Os internautas franceses não demoraram a descobrir que se tratava de um fake blog (blog falso), o que criou uma corrente de opinião negativa sobre a empresa que se viu obrigada a retratar-se e incluir no blog opiniões de consumidores verdadeiros.

 

Esse tipo de publicidade, chamada de viral por sua capacidade de expansão como a de um vírus, é cada vez mais utilizada por companhias por ser barata e potencialmente poderosa. O objetivo é criar uma corrente de opinião favorável a seu produto e controlar as que surgem espontaneamente. Além dos blogs, grupos de discussões e redes sociais são os meios ideais para que as empresas apresentem seus produtos e os comentários sobre a sua marca cresçam na web.

 

O poder da Internet tem se estendido a todos os âmbitos com tamanha força que as empresas e instituições passaram a incluir em sua agenda de preocupações tudo o que se passa na rede.

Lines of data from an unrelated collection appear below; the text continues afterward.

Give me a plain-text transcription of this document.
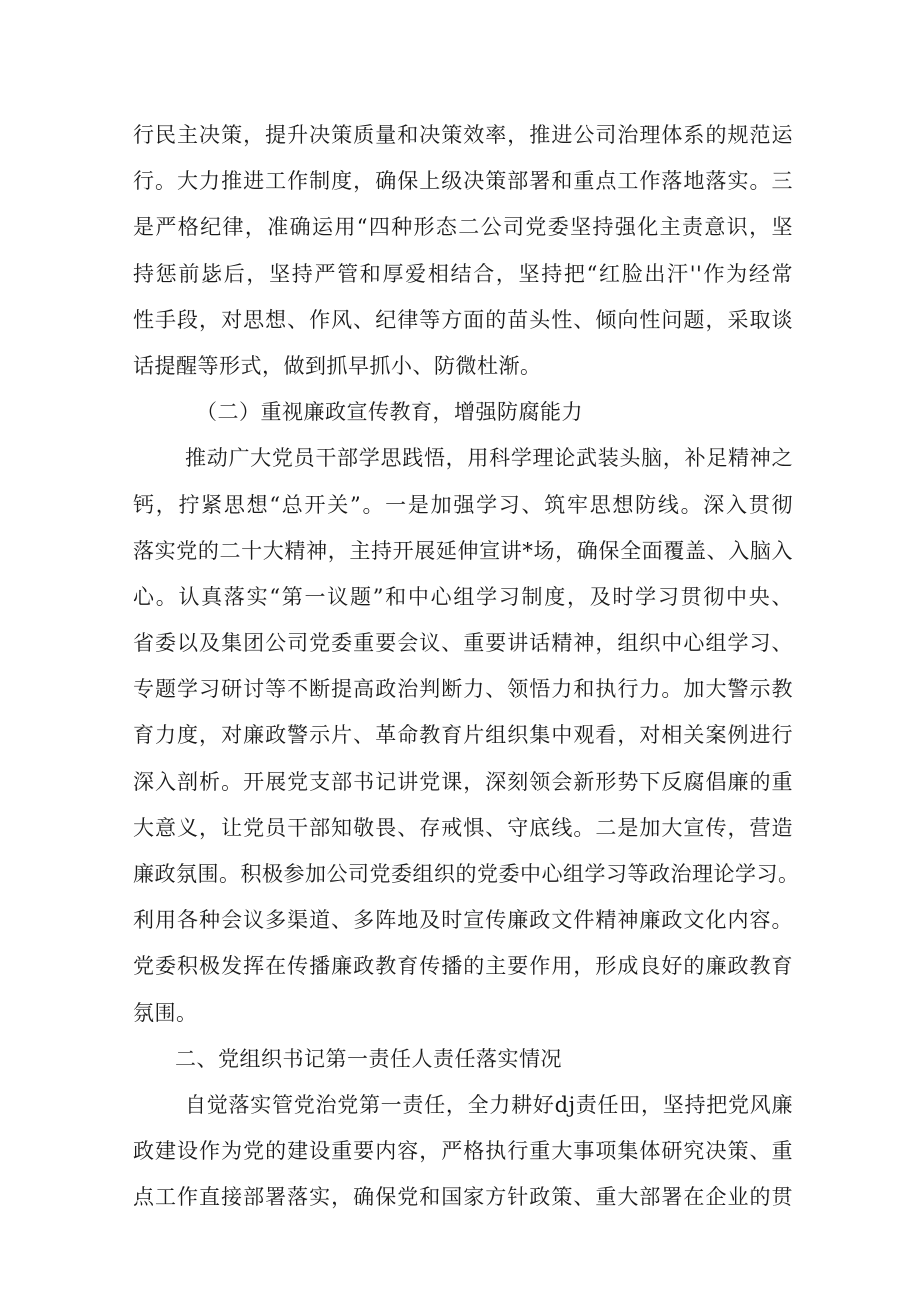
行民主决策，提升决策质量和决策效率，推进公司治理体系的规范运
行。大力推进工作制度，确保上级决策部署和重点工作落地落实。三
是严格纪律，准确运用“四种形态二公司党委坚持强化主责意识，坚
持惩前毖后，坚持严管和厚爱相结合，坚持把“红脸出汗''作为经常
性手段，对思想、作风、纪律等方面的苗头性、倾向性问题，采取谈
话提醒等形式，做到抓早抓小、防微杜渐。
（二）重视廉政宣传教育，增强防腐能力
推动广大党员干部学思践悟，用科学理论武装头脑，补足精神之
钙，拧紧思想“总开关”。一是加强学习、筑牢思想防线。深入贯彻
落实党的二十大精神，主持开展延伸宣讲*场，确保全面覆盖、入脑入
心。认真落实“第一议题”和中心组学习制度，及时学习贯彻中央、
省委以及集团公司党委重要会议、重要讲话精神，组织中心组学习、
专题学习研讨等不断提高政治判断力、领悟力和执行力。加大警示教
育力度，对廉政警示片、革命教育片组织集中观看，对相关案例进行
深入剖析。开展党支部书记讲党课，深刻领会新形势下反腐倡廉的重
大意义，让党员干部知敬畏、存戒惧、守底线。二是加大宣传，营造
廉政氛围。积极参加公司党委组织的党委中心组学习等政治理论学习。
利用各种会议多渠道、多阵地及时宣传廉政文件精神廉政文化内容。
党委积极发挥在传播廉政教育传播的主要作用，形成良好的廉政教育
氛围。
二、党组织书记第一责任人责任落实情况
自觉落实管党治党第一责任，全力耕好dj责任田，坚持把党风廉
政建设作为党的建设重要内容，严格执行重大事项集体研究决策、重
点工作直接部署落实，确保党和国家方针政策、重大部署在企业的贯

Antes, quando um cliente tinha algum problema, saía uma remessa de produtos defeituosos ou um funcionário da empresa criava uma má reputação, a única conseqüência era uma ficha de reclamação ou um comunicado de imprensa. Hoje, qualquer situação pode gerar um tsumani opinativo capaz de acabar com a imagem da marca ou colocar em sérios apuros econômicos a companhia em questão.

 

Como exemplo, há o caso de Dave Carroll que teve seu violão extraviado pela United Airlines e, após nove meses de ligações, teve a resposta definitiva de que não seria ressarcido. O cantor canadense resolveu então colocar no You Tube o clipe "United Breaks Guitars" e, mais recentemente, "United Breaks Guitar: Song 2". Em 23 horas, o clipe recebeu 461 comentários e tornou-se viral rapidamente.

 

A Internet está cada vez mais transparente e o objetivo, tanto de empresas como de instituições, é utilizar os suportes 2.0 para disseminar uma imagem positiva e amenizar os comentários negativos. A diferença está no método. A Vichy, por exemplo, não soube como atuar na rede.